Una enorme residencia universitaria ocupa el solar del número 5 de West Road, donde hace tiempo vivimos en aquella casa espléndida y nos relajamos en su bonito jardín. No obstante, algunos de los árboles más importantes siguen en pie gracias a la campaña que emprendí en los años noventa, cuando descubrí los destrozos que había sufrido el jardín después de que nos mudáramos. Viendo cómo el avión, camino de Seattle, proyecta su sombra sobre el norte de Canadá y expulsa sus gases sobre la menguante superficie helada del Ártico, me pregunto si la destrucción de nuestro jardín en nombre del progreso no fue otro pequeño síntoma de la frenética carrera por explotar los recursos del planeta que está conduciendo a su inexorable deterioro. Al igual que aquella casa y aquel jardín, nuestras vidas fueron víctimas de la destrucción, pero el espíritu esencial de la familia —en verdad, la afirmación de todos mis años de juventud— perdura y se reafirma en las ocasiones en que podemos reunirnos y gozar de nuestra mutua compañía. Si el espíritu de la tierra podrá con el tiempo recuperarse y reafirmarse es la pregunta más importante a la que se enfrenta la humanidad, no muy distinta de la amenazadora pregunta de la década de los sesenta, cuando Stephen y yo nos conocimos: la de si la tierra y todas sus formas de vida estaban destinadas a desaparecer por una guerra nuclear.

Posdata. Mayo de 2007

Desde que terminé de escribir el epílogo, Stephen ha realizado su vuelo en gravedad cero y ha regresado a la tierra indemne, un triunfo que quedó reflejado en las fotografías publicadas en los medios de comunicación. Su sonrisa mientras flotaba en ingrávida liberación habría conmovido a las estrellas. A mí, desde luego, me conmovió profundamente y me indujo a reflexionar sobre el gran privilegio que fue viajar con él, aunque fuera una corta distancia, hacia el infinito.
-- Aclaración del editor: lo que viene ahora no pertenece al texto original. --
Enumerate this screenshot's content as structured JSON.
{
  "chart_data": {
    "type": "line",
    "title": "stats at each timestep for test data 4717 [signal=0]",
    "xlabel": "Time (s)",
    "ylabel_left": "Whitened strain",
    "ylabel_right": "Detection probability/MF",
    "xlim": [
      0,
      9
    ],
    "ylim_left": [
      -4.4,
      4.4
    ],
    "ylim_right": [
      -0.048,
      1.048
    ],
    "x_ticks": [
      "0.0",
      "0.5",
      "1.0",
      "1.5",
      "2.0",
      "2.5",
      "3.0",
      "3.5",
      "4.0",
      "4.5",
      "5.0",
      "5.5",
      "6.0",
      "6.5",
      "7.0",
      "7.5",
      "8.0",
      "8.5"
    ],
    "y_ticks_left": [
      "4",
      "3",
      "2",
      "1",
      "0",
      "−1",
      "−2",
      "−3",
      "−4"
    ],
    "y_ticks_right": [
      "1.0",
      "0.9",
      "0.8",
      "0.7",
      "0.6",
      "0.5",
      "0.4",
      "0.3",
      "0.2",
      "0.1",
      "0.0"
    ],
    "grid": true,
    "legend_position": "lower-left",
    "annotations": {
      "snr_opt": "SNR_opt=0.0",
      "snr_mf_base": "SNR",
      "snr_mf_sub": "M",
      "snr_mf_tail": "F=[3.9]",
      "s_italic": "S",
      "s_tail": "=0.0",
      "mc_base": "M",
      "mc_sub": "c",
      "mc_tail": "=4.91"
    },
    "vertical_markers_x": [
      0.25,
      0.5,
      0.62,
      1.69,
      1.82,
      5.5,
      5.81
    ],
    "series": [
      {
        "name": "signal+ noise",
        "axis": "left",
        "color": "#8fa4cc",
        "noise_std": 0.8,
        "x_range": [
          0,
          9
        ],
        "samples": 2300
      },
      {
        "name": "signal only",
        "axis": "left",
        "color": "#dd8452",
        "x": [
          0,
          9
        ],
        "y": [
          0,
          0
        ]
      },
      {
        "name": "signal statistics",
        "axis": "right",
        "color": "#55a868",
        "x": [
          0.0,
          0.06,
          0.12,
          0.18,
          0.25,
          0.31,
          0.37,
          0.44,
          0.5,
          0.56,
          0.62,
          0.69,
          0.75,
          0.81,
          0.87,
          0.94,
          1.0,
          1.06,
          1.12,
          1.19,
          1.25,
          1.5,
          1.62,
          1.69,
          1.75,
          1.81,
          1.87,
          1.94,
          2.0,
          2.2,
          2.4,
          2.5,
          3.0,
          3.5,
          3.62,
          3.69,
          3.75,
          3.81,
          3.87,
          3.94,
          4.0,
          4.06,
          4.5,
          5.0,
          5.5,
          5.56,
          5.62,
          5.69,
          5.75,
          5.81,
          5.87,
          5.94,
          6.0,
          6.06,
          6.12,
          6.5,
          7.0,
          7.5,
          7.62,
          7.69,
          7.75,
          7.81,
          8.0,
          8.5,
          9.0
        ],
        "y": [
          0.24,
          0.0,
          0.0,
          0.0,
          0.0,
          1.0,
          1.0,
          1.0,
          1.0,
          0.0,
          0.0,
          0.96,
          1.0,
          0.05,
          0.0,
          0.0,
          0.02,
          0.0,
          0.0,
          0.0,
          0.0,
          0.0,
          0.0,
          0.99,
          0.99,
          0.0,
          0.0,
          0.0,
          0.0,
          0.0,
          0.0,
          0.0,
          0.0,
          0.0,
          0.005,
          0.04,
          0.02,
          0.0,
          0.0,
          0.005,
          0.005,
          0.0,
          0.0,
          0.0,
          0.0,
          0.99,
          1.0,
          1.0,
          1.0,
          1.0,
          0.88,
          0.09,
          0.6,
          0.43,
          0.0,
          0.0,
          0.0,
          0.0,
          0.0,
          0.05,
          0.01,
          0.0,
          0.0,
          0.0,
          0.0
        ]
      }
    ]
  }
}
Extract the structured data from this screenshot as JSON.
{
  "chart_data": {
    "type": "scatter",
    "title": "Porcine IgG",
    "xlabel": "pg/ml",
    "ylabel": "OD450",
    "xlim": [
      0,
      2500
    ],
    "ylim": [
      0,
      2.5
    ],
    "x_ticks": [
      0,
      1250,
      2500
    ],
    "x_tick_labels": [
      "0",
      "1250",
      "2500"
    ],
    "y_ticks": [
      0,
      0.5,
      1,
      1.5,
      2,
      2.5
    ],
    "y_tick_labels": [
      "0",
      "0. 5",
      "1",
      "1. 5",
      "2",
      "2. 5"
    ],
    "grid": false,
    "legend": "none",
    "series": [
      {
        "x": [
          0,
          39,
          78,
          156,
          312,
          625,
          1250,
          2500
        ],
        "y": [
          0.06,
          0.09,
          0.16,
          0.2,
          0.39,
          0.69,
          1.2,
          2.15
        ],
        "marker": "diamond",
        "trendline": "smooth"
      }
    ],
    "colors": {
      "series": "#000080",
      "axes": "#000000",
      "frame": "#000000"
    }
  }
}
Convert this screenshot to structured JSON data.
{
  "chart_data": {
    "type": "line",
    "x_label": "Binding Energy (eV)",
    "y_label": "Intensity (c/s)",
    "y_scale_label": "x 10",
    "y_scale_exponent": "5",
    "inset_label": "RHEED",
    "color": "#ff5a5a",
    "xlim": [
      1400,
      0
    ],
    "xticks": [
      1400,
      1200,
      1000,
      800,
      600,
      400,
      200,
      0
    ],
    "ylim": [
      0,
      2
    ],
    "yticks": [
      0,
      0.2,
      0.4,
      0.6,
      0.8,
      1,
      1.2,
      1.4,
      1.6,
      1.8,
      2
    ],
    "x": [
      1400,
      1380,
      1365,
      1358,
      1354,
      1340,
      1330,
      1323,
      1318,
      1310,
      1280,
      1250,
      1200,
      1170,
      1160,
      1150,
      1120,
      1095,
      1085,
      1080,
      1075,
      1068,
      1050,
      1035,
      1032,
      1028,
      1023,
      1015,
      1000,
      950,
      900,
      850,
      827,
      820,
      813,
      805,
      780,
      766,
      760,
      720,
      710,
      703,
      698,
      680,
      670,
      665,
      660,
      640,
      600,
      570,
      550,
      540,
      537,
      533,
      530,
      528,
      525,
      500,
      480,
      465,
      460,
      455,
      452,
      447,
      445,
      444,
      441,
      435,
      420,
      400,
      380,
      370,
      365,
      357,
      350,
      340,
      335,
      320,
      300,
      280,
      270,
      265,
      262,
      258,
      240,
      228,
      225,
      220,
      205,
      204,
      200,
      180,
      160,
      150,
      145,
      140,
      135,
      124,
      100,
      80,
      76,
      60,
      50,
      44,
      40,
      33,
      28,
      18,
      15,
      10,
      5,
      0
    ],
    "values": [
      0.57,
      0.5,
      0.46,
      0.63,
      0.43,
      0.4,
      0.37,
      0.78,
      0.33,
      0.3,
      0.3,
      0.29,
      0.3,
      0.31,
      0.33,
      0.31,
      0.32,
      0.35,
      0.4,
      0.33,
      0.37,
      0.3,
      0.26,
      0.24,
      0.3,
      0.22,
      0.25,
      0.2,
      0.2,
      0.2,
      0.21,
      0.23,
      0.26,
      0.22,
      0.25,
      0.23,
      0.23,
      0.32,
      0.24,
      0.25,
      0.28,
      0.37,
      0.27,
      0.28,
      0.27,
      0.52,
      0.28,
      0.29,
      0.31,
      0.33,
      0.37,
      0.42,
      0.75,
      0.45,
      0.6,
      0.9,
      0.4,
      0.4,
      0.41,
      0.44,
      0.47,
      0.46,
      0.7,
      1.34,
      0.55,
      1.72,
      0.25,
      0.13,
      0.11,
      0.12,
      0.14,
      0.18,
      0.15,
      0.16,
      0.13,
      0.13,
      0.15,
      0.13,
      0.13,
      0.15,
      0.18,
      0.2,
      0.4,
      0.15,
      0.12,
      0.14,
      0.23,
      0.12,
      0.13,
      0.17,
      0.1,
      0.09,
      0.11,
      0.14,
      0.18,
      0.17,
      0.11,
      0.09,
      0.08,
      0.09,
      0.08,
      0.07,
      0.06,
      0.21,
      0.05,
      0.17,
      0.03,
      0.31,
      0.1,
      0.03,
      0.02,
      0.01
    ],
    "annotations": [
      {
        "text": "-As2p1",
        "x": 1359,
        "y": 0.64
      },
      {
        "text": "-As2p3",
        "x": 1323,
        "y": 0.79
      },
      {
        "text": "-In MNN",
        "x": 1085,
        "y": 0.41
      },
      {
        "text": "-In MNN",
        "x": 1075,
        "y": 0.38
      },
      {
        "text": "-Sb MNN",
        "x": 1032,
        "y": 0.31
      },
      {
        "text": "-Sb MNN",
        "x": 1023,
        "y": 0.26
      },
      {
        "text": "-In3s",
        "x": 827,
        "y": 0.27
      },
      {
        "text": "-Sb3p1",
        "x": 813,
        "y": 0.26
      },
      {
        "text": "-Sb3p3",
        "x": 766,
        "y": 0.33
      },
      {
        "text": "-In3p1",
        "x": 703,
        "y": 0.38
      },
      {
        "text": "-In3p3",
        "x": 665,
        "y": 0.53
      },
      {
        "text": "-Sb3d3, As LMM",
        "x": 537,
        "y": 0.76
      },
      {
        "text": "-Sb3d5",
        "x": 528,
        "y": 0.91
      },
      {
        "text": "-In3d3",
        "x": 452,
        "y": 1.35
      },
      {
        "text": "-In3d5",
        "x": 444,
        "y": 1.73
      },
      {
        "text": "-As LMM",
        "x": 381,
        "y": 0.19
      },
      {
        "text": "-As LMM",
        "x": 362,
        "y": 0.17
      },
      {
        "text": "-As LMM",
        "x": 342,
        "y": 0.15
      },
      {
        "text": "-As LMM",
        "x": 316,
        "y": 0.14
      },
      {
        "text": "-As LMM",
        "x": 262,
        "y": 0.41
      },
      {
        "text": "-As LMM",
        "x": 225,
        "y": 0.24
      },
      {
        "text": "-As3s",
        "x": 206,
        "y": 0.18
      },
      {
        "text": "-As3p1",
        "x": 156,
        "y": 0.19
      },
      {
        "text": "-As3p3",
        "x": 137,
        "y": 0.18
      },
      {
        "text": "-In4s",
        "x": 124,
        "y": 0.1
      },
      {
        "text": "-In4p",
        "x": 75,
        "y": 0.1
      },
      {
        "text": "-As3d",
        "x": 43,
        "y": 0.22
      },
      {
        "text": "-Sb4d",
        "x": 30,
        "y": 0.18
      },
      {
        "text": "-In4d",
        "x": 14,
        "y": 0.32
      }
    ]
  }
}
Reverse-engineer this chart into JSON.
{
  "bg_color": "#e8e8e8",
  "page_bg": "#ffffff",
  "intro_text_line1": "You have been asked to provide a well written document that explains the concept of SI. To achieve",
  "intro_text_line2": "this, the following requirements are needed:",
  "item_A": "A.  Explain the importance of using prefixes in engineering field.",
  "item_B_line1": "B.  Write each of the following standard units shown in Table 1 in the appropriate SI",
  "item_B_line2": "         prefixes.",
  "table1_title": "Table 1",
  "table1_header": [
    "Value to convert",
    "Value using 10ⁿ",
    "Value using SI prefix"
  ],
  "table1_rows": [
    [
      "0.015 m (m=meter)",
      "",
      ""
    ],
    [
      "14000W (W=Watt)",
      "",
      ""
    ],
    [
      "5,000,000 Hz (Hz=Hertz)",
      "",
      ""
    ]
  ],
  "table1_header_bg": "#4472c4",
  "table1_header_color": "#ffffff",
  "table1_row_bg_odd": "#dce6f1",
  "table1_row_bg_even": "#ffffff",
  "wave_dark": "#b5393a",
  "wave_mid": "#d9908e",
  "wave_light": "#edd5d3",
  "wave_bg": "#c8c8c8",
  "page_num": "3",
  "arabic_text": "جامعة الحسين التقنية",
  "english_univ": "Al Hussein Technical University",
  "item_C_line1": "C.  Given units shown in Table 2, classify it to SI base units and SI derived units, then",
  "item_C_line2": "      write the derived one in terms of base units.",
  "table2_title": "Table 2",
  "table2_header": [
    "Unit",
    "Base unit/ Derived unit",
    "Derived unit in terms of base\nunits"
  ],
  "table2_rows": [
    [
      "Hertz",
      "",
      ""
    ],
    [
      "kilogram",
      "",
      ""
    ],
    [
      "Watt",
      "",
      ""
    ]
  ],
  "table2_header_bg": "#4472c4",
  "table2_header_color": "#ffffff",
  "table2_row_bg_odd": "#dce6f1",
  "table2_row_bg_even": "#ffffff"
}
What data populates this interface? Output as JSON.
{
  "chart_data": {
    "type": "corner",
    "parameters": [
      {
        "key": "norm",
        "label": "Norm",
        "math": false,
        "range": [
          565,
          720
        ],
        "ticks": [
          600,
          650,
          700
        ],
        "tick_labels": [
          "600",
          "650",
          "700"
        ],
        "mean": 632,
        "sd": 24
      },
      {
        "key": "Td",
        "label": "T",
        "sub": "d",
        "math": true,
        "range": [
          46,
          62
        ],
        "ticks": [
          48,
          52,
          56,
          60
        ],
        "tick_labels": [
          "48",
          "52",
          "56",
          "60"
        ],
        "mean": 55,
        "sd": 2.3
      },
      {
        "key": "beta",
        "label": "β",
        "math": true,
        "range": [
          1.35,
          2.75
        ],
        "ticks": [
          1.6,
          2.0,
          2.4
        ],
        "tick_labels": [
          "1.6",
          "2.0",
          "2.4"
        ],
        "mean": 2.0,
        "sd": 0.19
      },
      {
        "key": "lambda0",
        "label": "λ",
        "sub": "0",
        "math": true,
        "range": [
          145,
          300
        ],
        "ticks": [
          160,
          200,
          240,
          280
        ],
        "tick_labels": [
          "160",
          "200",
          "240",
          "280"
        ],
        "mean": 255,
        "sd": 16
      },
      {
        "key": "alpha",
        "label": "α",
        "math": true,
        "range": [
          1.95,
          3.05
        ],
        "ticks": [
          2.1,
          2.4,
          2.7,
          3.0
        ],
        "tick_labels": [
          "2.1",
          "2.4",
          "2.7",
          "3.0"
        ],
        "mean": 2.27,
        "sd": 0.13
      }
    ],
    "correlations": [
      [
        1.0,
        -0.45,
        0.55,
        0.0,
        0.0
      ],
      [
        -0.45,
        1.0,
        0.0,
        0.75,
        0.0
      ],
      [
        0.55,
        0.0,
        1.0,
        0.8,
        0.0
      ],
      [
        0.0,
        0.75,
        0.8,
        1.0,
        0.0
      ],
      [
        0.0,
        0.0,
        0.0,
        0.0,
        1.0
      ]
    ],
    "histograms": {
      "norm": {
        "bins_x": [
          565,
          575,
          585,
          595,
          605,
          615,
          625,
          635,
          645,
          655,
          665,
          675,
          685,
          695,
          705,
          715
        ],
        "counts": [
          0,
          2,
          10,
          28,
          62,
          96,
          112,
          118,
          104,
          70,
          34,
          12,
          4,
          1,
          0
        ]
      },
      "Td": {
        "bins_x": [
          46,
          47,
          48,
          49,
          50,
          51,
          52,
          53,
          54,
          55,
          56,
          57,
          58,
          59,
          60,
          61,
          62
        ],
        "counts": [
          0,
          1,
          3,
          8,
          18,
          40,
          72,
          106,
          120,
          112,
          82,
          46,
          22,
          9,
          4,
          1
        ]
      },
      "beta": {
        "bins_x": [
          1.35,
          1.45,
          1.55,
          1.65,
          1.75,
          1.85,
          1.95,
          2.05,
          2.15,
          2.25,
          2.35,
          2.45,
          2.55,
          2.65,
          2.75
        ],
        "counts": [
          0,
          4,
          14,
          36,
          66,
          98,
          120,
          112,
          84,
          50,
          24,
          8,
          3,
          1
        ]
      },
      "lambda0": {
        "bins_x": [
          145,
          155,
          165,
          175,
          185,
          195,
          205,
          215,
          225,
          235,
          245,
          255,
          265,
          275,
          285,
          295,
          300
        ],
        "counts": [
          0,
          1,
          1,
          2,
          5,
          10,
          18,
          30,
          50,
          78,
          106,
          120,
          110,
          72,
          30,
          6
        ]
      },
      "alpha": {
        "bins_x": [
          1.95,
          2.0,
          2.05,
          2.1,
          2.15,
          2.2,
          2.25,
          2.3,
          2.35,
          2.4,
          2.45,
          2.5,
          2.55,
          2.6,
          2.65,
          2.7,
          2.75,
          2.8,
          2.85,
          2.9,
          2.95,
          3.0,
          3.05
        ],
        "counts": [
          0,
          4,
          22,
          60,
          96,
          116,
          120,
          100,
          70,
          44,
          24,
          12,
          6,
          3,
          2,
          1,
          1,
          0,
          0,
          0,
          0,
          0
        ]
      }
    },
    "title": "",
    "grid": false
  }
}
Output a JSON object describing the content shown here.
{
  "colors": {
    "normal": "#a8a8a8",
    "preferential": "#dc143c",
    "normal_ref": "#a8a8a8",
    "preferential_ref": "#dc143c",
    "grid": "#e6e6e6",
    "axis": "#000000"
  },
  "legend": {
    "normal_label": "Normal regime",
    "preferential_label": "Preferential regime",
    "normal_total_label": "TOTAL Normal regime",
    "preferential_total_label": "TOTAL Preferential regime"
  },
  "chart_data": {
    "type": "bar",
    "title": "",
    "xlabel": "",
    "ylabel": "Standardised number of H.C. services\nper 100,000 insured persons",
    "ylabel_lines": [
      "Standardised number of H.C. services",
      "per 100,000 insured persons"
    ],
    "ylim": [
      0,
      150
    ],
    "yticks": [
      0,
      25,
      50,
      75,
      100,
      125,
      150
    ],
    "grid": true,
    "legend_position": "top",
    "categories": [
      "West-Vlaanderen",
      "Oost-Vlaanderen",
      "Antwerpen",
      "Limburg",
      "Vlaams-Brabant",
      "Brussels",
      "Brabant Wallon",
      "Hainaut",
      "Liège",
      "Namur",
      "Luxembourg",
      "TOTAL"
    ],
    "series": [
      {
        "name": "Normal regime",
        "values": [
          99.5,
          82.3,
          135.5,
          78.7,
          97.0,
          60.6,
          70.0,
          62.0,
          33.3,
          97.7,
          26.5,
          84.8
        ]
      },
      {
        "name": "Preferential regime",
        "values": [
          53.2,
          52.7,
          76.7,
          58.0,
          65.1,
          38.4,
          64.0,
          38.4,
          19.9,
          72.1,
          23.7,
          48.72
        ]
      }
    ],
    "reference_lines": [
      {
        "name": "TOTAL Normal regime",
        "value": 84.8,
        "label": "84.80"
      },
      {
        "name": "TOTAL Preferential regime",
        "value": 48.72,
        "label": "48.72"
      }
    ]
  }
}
Última palabra. Agosto de 2014

La serie infantil de Lucy sobre imaginativas aventuras científicas, que comenzó con La clave secreta del universo, ha recibido elogios en todo el mundo. Ha batallado infatigablemente para obtener toda la ayuda que necesita William, quien se ha convertido en un joven encantador, cariñoso y muy atento.

Tim es ahora un próspero director de marketing y viaja mucho por razones de trabajo.

Robert, que sigue en Seattle, trabaja en alguna parte de la nube de Microsoft. Tiene una familia maravillosa y muy alegre, que nos mantiene interesados, ocupados y entretenidos siempre que viene a visitarnos a Cambridge.

Stephen, el científico más famoso del mundo, continúa siendo una figura central para la familia y para la física. De hecho, ¡estamos a punto de irnos todos juntos de vacaciones!